Thankfully, technology has moved forward. Today, we can use digital tools like smart pill bottles or electronic caps (as MEMS cap) that track every time the medication container is opened. These devices collect data automatically and show exactly when doses are taken or missed.

At AARDEX Group, we use MEMS (Medication Event Monitoring Systems) to give researchers real-time visibility into medication-taking behavior. This means:

  • No more guessing;
  • Early warnings when patients go off track;
  • Tailored interventions to get things back on course.

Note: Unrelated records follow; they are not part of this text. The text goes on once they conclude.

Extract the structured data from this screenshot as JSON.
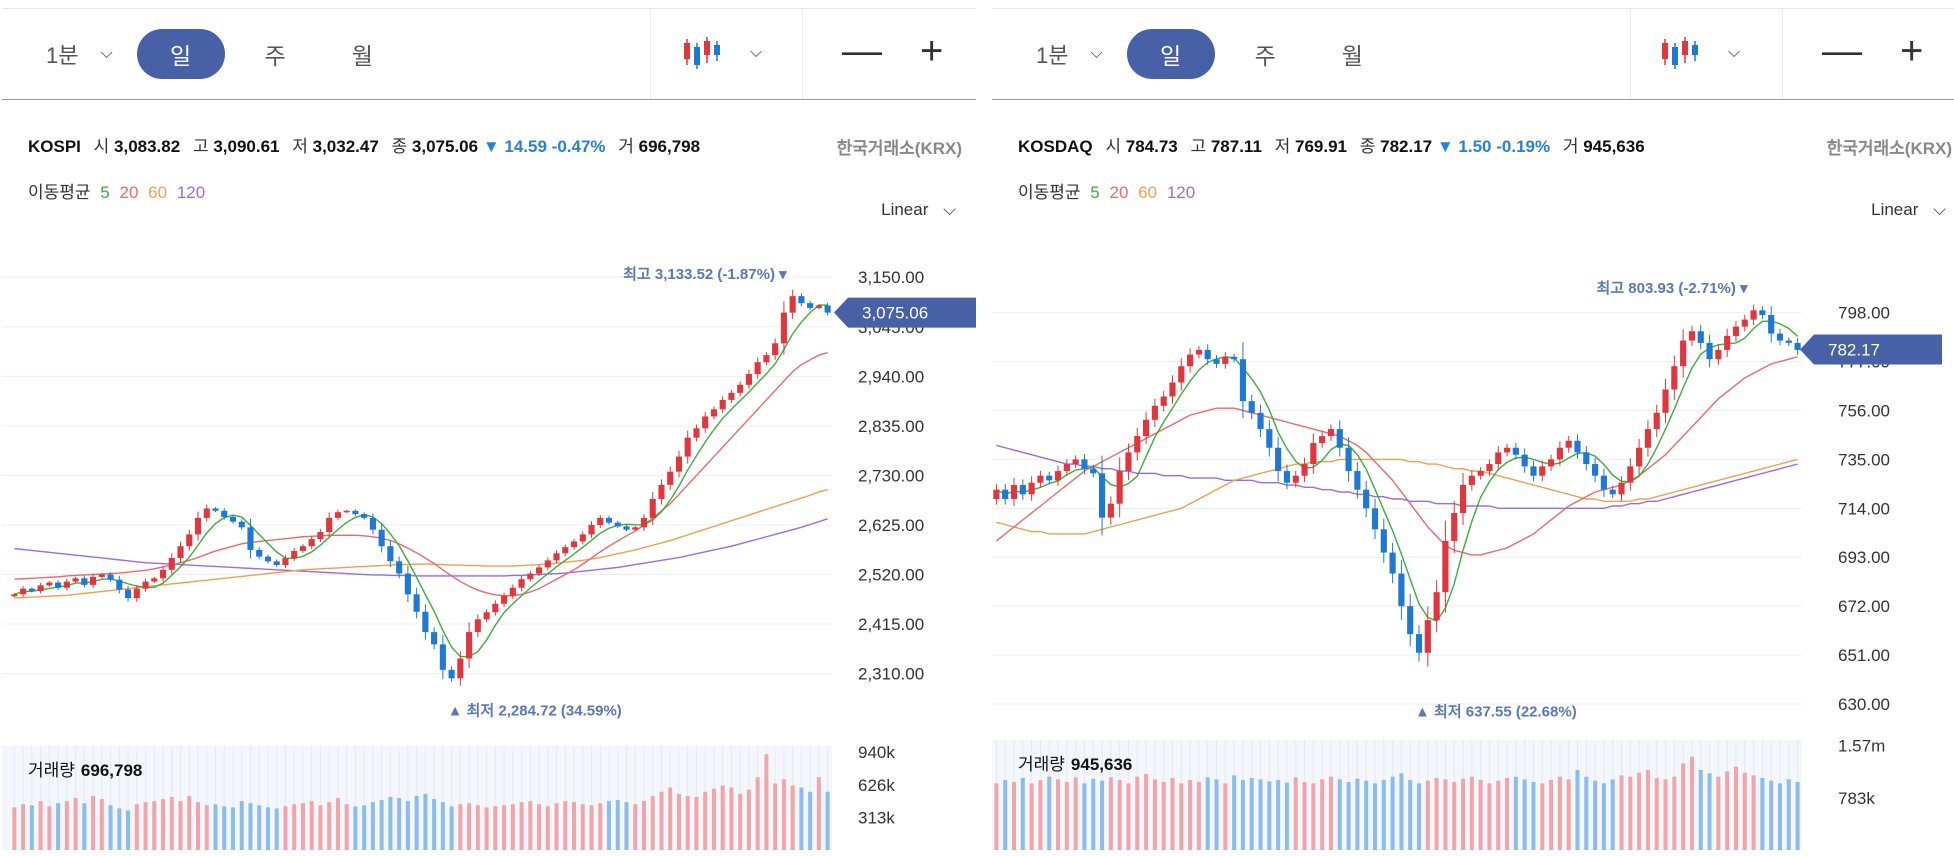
{
  "colors": {
    "accent": "#4860a6",
    "up": "#e0363d",
    "down": "#1f78d1",
    "ma5": "#3cae3c",
    "ma20": "#ea6a6a",
    "ma60": "#f0a050",
    "ma120": "#9b6ce0",
    "grid": "#eeeeee",
    "vol_up": "#f1a4a9",
    "vol_down": "#8cbcec"
  },
  "panels": [
    {
      "timeframes": {
        "minute": "1분",
        "day": "일",
        "week": "주",
        "month": "월"
      },
      "icons": {
        "chart_type": "candlestick-icon",
        "dropdown": "chevron-down-icon",
        "zoom_out": "minus-icon",
        "zoom_in": "plus-icon"
      },
      "symbol": "KOSPI",
      "open_label": "시",
      "open": "3,083.82",
      "high_label": "고",
      "high": "3,090.61",
      "low_label": "저",
      "low": "3,032.47",
      "close_label": "종",
      "close": "3,075.06",
      "change": "▼ 14.59",
      "change_pct": "-0.47%",
      "volume_label": "거",
      "volume": "696,798",
      "exchange": "한국거래소(KRX)",
      "ma_label": "이동평균",
      "ma5": "5",
      "ma20": "20",
      "ma60": "60",
      "ma120": "120",
      "scale": "Linear",
      "vol_title": "거래량",
      "vol_value": "696,798",
      "chart_data": {
        "type": "candlestick",
        "y_ticks": [
          2310,
          2415,
          2520,
          2625,
          2730,
          2835,
          2940,
          3045,
          3150
        ],
        "y_tick_labels": [
          "2,310.00",
          "2,415.00",
          "2,520.00",
          "2,625.00",
          "2,730.00",
          "2,835.00",
          "2,940.00",
          "3,045.00",
          "3,150.00"
        ],
        "ylim": [
          2271,
          3195
        ],
        "last_price": 3075.06,
        "last_price_label": "3,075.06",
        "max_label": "최고 3,133.52 (-1.87%)",
        "max_value": 3133.52,
        "min_label": "최저 2,284.72 (34.59%)",
        "min_value": 2284.72,
        "closes": [
          2478,
          2490,
          2485,
          2497,
          2503,
          2492,
          2505,
          2512,
          2498,
          2515,
          2520,
          2509,
          2488,
          2470,
          2490,
          2505,
          2512,
          2530,
          2555,
          2580,
          2605,
          2640,
          2660,
          2655,
          2642,
          2632,
          2620,
          2572,
          2558,
          2548,
          2540,
          2555,
          2570,
          2580,
          2595,
          2610,
          2640,
          2652,
          2655,
          2648,
          2640,
          2615,
          2580,
          2548,
          2522,
          2478,
          2441,
          2398,
          2372,
          2318,
          2300,
          2342,
          2398,
          2425,
          2440,
          2458,
          2475,
          2492,
          2510,
          2522,
          2535,
          2550,
          2565,
          2578,
          2590,
          2605,
          2625,
          2640,
          2630,
          2622,
          2615,
          2620,
          2640,
          2680,
          2710,
          2738,
          2770,
          2810,
          2830,
          2855,
          2870,
          2890,
          2905,
          2922,
          2945,
          2970,
          2985,
          3010,
          3075,
          3110,
          3095,
          3085,
          3090,
          3075
        ],
        "volumes": [
          410,
          440,
          430,
          470,
          420,
          450,
          470,
          500,
          450,
          520,
          490,
          430,
          400,
          380,
          440,
          460,
          470,
          490,
          510,
          470,
          520,
          460,
          430,
          440,
          420,
          410,
          470,
          450,
          430,
          410,
          400,
          420,
          440,
          450,
          470,
          430,
          460,
          500,
          440,
          420,
          430,
          460,
          480,
          510,
          500,
          470,
          520,
          540,
          490,
          460,
          420,
          440,
          450,
          430,
          410,
          420,
          430,
          440,
          460,
          470,
          440,
          420,
          450,
          470,
          460,
          440,
          430,
          450,
          470,
          480,
          460,
          440,
          470,
          520,
          560,
          600,
          540,
          520,
          510,
          560,
          590,
          620,
          600,
          540,
          580,
          700,
          920,
          640,
          680,
          620,
          600,
          560,
          700,
          560
        ],
        "ma20": [
          2510,
          2511,
          2512,
          2513,
          2514,
          2515,
          2517,
          2518,
          2519,
          2520,
          2521,
          2522,
          2523,
          2525,
          2527,
          2529,
          2532,
          2536,
          2540,
          2545,
          2550,
          2556,
          2563,
          2570,
          2575,
          2580,
          2585,
          2588,
          2590,
          2592,
          2594,
          2596,
          2598,
          2600,
          2601,
          2602,
          2603,
          2603,
          2603,
          2603,
          2602,
          2600,
          2597,
          2592,
          2585,
          2576,
          2566,
          2555,
          2543,
          2530,
          2517,
          2505,
          2495,
          2487,
          2481,
          2477,
          2475,
          2475,
          2478,
          2483,
          2490,
          2500,
          2510,
          2520,
          2530,
          2542,
          2555,
          2568,
          2580,
          2591,
          2602,
          2612,
          2625,
          2640,
          2655,
          2670,
          2690,
          2710,
          2730,
          2750,
          2770,
          2790,
          2810,
          2830,
          2850,
          2870,
          2890,
          2910,
          2930,
          2950,
          2965,
          2975,
          2985,
          2990
        ],
        "ma60": [
          2470,
          2471,
          2472,
          2473,
          2474,
          2475,
          2476,
          2478,
          2480,
          2482,
          2484,
          2486,
          2488,
          2490,
          2492,
          2494,
          2496,
          2498,
          2500,
          2502,
          2504,
          2506,
          2508,
          2510,
          2512,
          2514,
          2516,
          2518,
          2520,
          2522,
          2524,
          2526,
          2528,
          2530,
          2531,
          2532,
          2533,
          2534,
          2535,
          2536,
          2537,
          2538,
          2539,
          2540,
          2541,
          2541,
          2542,
          2542,
          2542,
          2541,
          2540,
          2540,
          2539,
          2539,
          2538,
          2538,
          2538,
          2538,
          2539,
          2540,
          2541,
          2542,
          2544,
          2546,
          2548,
          2550,
          2553,
          2556,
          2560,
          2564,
          2568,
          2572,
          2577,
          2582,
          2587,
          2592,
          2598,
          2604,
          2610,
          2616,
          2622,
          2628,
          2634,
          2640,
          2646,
          2652,
          2658,
          2664,
          2670,
          2676,
          2682,
          2688,
          2695,
          2700
        ],
        "ma120": [
          2575,
          2573,
          2571,
          2569,
          2567,
          2565,
          2563,
          2561,
          2559,
          2557,
          2555,
          2553,
          2551,
          2549,
          2547,
          2545,
          2544,
          2543,
          2542,
          2541,
          2540,
          2539,
          2538,
          2537,
          2536,
          2535,
          2534,
          2533,
          2532,
          2531,
          2530,
          2529,
          2528,
          2527,
          2526,
          2525,
          2524,
          2523,
          2522,
          2521,
          2520,
          2519,
          2519,
          2518,
          2518,
          2518,
          2517,
          2517,
          2517,
          2517,
          2517,
          2517,
          2517,
          2517,
          2517,
          2517,
          2517,
          2518,
          2518,
          2519,
          2520,
          2521,
          2522,
          2523,
          2525,
          2527,
          2529,
          2531,
          2533,
          2535,
          2538,
          2541,
          2544,
          2547,
          2550,
          2553,
          2556,
          2560,
          2564,
          2568,
          2572,
          2576,
          2580,
          2585,
          2590,
          2595,
          2600,
          2605,
          2610,
          2615,
          2620,
          2626,
          2632,
          2638
        ],
        "vol_ticks": [
          "940k",
          "626k",
          "313k"
        ],
        "vol_tick_values": [
          940,
          626,
          313
        ],
        "vol_max": 1000
      }
    },
    {
      "timeframes": {
        "minute": "1분",
        "day": "일",
        "week": "주",
        "month": "월"
      },
      "icons": {
        "chart_type": "candlestick-icon",
        "dropdown": "chevron-down-icon",
        "zoom_out": "minus-icon",
        "zoom_in": "plus-icon"
      },
      "symbol": "KOSDAQ",
      "open_label": "시",
      "open": "784.73",
      "high_label": "고",
      "high": "787.11",
      "low_label": "저",
      "low": "769.91",
      "close_label": "종",
      "close": "782.17",
      "change": "▼ 1.50",
      "change_pct": "-0.19%",
      "volume_label": "거",
      "volume": "945,636",
      "exchange": "한국거래소(KRX)",
      "ma_label": "이동평균",
      "ma5": "5",
      "ma20": "20",
      "ma60": "60",
      "ma120": "120",
      "scale": "Linear",
      "vol_title": "거래량",
      "vol_value": "945,636",
      "chart_data": {
        "type": "candlestick",
        "y_ticks": [
          630,
          651,
          672,
          693,
          714,
          735,
          756,
          777,
          798
        ],
        "y_tick_labels": [
          "630.00",
          "651.00",
          "672.00",
          "693.00",
          "714.00",
          "735.00",
          "756.00",
          "777.00",
          "798.00"
        ],
        "ylim": [
          624,
          812
        ],
        "last_price": 782.17,
        "last_price_label": "782.17",
        "max_label": "최고 803.93 (-2.71%)",
        "max_value": 803.93,
        "min_label": "최저 637.55 (22.68%)",
        "min_value": 637.55,
        "closes": [
          722,
          718,
          724,
          720,
          725,
          728,
          726,
          730,
          733,
          735,
          731,
          729,
          710,
          716,
          730,
          738,
          745,
          752,
          758,
          762,
          768,
          775,
          780,
          782,
          778,
          776,
          779,
          778,
          760,
          755,
          748,
          740,
          730,
          725,
          728,
          733,
          742,
          745,
          748,
          740,
          730,
          722,
          714,
          705,
          695,
          686,
          672,
          660,
          652,
          666,
          678,
          700,
          712,
          724,
          728,
          730,
          733,
          738,
          740,
          737,
          732,
          728,
          732,
          735,
          740,
          743,
          738,
          733,
          728,
          722,
          720,
          725,
          732,
          740,
          748,
          755,
          765,
          775,
          786,
          790,
          785,
          778,
          782,
          788,
          792,
          795,
          799,
          797,
          789,
          786,
          785,
          782
        ],
        "volumes": [
          1000,
          1050,
          1020,
          1080,
          1000,
          1050,
          1100,
          1060,
          1020,
          1090,
          1000,
          1070,
          1040,
          1090,
          1050,
          1000,
          1100,
          1140,
          1060,
          1020,
          1080,
          1000,
          1050,
          1020,
          1090,
          1060,
          1000,
          1120,
          1050,
          1080,
          1060,
          1030,
          1050,
          1010,
          1090,
          1020,
          1000,
          1060,
          1100,
          1060,
          1020,
          1070,
          1040,
          1000,
          1050,
          1100,
          1150,
          1050,
          1000,
          1040,
          1080,
          1060,
          1020,
          1070,
          1100,
          1050,
          1000,
          1040,
          1080,
          1100,
          1060,
          1020,
          1000,
          1050,
          1100,
          1060,
          1200,
          1100,
          1040,
          1000,
          1060,
          1120,
          1100,
          1160,
          1200,
          1080,
          1060,
          1100,
          1300,
          1400,
          1200,
          1150,
          1100,
          1180,
          1250,
          1160,
          1120,
          1080,
          1040,
          1000,
          1060,
          1020
        ],
        "ma20": [
          700,
          703,
          706,
          709,
          712,
          715,
          718,
          721,
          724,
          727,
          730,
          732,
          734,
          736,
          738,
          740,
          742,
          744,
          746,
          748,
          750,
          752,
          754,
          755,
          756,
          757,
          757,
          757,
          756,
          755,
          754,
          753,
          752,
          751,
          750,
          749,
          748,
          747,
          746,
          745,
          743,
          741,
          738,
          734,
          730,
          726,
          721,
          716,
          711,
          706,
          702,
          698,
          696,
          695,
          694,
          694,
          695,
          696,
          697,
          699,
          701,
          703,
          706,
          709,
          712,
          715,
          717,
          719,
          721,
          722,
          723,
          724,
          726,
          728,
          731,
          734,
          737,
          741,
          745,
          749,
          753,
          757,
          761,
          764,
          767,
          770,
          772,
          774,
          776,
          777,
          778,
          779
        ],
        "ma60": [
          708,
          707,
          706,
          705,
          704,
          704,
          703,
          703,
          703,
          703,
          703,
          704,
          705,
          706,
          707,
          708,
          709,
          710,
          711,
          712,
          713,
          714,
          716,
          718,
          720,
          722,
          724,
          726,
          727,
          728,
          729,
          730,
          731,
          732,
          733,
          733,
          734,
          734,
          734,
          735,
          735,
          735,
          735,
          735,
          735,
          735,
          735,
          734,
          734,
          733,
          733,
          732,
          731,
          731,
          730,
          730,
          729,
          728,
          727,
          726,
          725,
          724,
          723,
          722,
          721,
          720,
          719,
          718,
          718,
          717,
          717,
          717,
          717,
          718,
          718,
          719,
          720,
          721,
          722,
          723,
          724,
          725,
          726,
          727,
          728,
          729,
          730,
          731,
          732,
          733,
          734,
          735
        ],
        "ma120": [
          741,
          740,
          739,
          738,
          737,
          736,
          735,
          734,
          733,
          733,
          732,
          732,
          731,
          731,
          730,
          730,
          729,
          729,
          729,
          728,
          728,
          728,
          727,
          727,
          727,
          727,
          726,
          726,
          726,
          726,
          725,
          725,
          725,
          724,
          724,
          723,
          723,
          722,
          722,
          721,
          721,
          720,
          720,
          719,
          719,
          718,
          718,
          717,
          717,
          717,
          716,
          716,
          716,
          715,
          715,
          715,
          715,
          714,
          714,
          714,
          714,
          714,
          714,
          714,
          714,
          714,
          714,
          714,
          714,
          714,
          715,
          715,
          716,
          716,
          717,
          717,
          718,
          719,
          720,
          721,
          722,
          723,
          724,
          725,
          726,
          727,
          728,
          729,
          730,
          731,
          732,
          733
        ],
        "vol_ticks": [
          "1.57m",
          "783k"
        ],
        "vol_tick_values": [
          1570,
          783
        ],
        "vol_max": 1650
      }
    }
  ]
}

How it helps clinical trials?

With accurate adherence data, researchers can interpret results more clearly by separating drug performance from patient behavior. This clarity supports smarter decisions, such as whether to adjust dose levels or modify sample sizes. It also helps reduce trial risk by identifying issues before they impact final outcomes. Additionally, real-time adherence insights ensure the trial aligns with modern regulatory expectations, including ICH E6(R3) and E9(R1).

This is part of a broader approach called Risk-Based Quality Management (RBQM), which focuses on identifying and addressing key risks throughout the trial.

Medication adherence isn’t a side issue, it’s central to the success of every clinical trial. Without it, data becomes noisy, results become unclear, and trials become riskier and more expensive. But with the right tools and strategies, we can monitor adherence accurately and take action in real time.

Investing in adherence monitoring isn’t just good science, it’s smart business. It helps bring better treatments to market faster and with greater confidence.